I am running analyses on very large graphs with random weights. I know that using the rand() function is poor, so I have been using this function based on what I have read to be proper random number generation:
double randomZeroToOne()
{
random_device rd;
mt19937 mt(rd());
uniform_real_distribution<double> dist(0.0, 1.0);
double randomRealBetweenZeroAndOne = dist(mt);
return randomRealBetweenZeroAndOne;
}
Everytime I want to put a weight in my graph, I call this function and insert it into my adjacency matrix. However, I am worried that perhaps I am using a slow method to generate these numbers. This has worked fine for small graphs, but my larger graphs are very slow (likely something else is slowing it down, but I just wanted to double check and learn the proper way). What is the best way to preserve the quality of the numbers but to generate them as quickly as possible?
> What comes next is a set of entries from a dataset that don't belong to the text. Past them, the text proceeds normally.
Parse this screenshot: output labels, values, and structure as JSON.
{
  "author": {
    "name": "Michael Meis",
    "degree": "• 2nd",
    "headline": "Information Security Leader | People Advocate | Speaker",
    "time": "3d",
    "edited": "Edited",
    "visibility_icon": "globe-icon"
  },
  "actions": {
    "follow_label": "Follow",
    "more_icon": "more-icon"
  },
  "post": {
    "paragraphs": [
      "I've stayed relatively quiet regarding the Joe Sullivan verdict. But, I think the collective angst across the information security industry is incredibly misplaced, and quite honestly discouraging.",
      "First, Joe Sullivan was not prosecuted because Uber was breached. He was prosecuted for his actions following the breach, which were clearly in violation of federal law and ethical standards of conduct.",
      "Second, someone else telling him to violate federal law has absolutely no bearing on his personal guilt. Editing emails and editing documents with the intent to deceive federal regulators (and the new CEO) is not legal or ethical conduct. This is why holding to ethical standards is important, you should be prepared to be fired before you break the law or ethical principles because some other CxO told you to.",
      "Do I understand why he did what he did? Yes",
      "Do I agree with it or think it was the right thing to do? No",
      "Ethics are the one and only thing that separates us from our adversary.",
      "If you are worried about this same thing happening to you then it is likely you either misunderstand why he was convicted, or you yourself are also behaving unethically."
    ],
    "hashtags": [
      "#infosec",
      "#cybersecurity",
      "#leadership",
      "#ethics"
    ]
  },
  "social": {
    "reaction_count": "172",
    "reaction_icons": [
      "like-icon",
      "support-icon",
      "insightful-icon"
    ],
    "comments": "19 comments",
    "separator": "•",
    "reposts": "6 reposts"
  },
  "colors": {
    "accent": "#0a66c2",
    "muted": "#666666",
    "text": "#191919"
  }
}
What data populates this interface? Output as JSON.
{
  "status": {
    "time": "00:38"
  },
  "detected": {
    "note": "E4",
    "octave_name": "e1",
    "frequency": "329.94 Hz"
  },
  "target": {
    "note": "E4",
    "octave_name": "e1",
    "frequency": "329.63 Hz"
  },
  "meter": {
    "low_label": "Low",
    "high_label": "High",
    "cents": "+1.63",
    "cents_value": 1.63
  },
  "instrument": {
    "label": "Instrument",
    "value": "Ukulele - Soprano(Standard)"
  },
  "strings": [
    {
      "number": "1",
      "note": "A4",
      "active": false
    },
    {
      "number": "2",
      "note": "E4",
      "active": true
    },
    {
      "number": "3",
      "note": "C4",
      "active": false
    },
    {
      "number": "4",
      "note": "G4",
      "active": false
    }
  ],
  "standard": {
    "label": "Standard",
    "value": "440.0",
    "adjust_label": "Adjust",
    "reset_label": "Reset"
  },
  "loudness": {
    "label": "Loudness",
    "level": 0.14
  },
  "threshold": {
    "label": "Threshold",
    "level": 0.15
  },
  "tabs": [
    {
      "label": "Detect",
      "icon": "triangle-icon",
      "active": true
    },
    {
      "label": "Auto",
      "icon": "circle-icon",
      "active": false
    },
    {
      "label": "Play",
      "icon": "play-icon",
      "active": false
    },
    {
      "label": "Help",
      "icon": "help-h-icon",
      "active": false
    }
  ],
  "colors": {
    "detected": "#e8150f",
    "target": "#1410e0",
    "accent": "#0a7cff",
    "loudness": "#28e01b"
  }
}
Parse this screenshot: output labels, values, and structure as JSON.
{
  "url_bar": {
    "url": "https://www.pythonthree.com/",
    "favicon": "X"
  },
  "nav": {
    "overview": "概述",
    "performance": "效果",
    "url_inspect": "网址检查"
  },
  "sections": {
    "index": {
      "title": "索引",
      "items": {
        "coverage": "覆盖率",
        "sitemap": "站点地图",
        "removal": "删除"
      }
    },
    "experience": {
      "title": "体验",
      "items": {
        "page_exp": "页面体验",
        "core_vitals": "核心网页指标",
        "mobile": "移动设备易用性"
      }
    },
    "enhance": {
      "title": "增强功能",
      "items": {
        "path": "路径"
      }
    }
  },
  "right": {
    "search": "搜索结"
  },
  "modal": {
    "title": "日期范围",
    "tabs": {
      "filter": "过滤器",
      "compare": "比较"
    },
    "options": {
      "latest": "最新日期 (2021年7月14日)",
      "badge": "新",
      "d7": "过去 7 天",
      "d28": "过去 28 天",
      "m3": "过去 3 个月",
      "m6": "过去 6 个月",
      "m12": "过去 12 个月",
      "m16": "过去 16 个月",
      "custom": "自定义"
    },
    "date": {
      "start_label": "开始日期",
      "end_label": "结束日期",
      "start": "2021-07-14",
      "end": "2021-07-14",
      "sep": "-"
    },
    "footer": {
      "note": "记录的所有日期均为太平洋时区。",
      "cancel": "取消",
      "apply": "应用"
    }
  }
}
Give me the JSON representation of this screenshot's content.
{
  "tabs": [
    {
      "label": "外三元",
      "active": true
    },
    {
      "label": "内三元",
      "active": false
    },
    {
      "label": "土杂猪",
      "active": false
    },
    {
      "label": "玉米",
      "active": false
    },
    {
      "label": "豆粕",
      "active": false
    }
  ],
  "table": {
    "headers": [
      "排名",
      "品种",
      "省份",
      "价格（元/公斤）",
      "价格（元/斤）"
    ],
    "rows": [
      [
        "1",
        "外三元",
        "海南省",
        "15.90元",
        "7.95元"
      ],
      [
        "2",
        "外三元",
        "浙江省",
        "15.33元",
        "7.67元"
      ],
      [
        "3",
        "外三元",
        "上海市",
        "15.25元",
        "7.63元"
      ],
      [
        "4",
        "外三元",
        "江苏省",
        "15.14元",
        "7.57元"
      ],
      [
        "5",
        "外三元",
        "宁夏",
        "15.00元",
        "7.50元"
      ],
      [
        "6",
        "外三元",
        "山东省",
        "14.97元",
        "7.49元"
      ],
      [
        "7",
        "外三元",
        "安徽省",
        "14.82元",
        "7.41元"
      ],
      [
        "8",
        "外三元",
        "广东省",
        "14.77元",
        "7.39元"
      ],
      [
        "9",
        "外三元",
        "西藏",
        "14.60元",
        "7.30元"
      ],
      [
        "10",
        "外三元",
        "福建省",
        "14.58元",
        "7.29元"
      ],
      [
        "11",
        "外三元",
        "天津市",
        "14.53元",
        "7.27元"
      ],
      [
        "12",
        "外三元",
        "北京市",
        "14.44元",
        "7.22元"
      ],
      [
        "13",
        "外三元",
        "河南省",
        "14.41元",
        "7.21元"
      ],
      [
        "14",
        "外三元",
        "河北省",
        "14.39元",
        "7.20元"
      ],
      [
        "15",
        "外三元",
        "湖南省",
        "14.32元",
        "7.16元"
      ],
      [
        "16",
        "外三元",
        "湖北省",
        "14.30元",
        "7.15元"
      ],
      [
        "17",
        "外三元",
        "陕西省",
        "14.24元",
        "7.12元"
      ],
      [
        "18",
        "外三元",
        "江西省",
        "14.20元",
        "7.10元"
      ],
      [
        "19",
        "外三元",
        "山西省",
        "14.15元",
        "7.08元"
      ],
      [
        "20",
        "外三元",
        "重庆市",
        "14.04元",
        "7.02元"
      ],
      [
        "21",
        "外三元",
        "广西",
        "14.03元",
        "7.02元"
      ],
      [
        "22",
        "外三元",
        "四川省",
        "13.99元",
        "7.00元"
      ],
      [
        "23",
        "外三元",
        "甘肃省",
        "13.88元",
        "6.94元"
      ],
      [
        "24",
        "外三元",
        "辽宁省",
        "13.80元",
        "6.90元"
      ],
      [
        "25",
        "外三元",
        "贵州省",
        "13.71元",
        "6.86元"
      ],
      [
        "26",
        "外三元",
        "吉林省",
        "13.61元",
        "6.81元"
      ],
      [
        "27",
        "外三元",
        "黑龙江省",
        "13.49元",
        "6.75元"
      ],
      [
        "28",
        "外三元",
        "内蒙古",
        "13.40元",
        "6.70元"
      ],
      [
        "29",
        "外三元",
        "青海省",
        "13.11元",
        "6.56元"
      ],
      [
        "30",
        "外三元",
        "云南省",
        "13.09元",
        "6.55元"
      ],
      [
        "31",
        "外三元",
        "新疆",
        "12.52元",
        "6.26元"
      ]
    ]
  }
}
Additionally, if you know a way to initialize a vector of a known size with fast, good, uniformly distributed random numbers, that would be even better (although I am still curious about the answer to my main question).
EDIT:
This is my new proposed solution:
#include <iostream>
#include <random>
#include<vector>
#include<iomanip>
#include<cmath>
using namespace std;
random_device rd;
mt19937 mt(rd());
uniform_real_distribution<double> dist(0.0, 1.0);
int main()
{
double randomRealBetweenZeroAndOne = dist(mt);
double anotherRandomRealBetweenZeroAndOne = dist(mt);
double anothernother = dist(mt);
vector<double> randoman(10,dist(mt));
cout << randomRealBetweenZeroAndOne << endl;
cout << anotherRandomRealBetweenZeroAndOne <<endl;
cout << anothernother <<endl;
}
Please let me know if you see any issues with this, especially if this function will be called many times.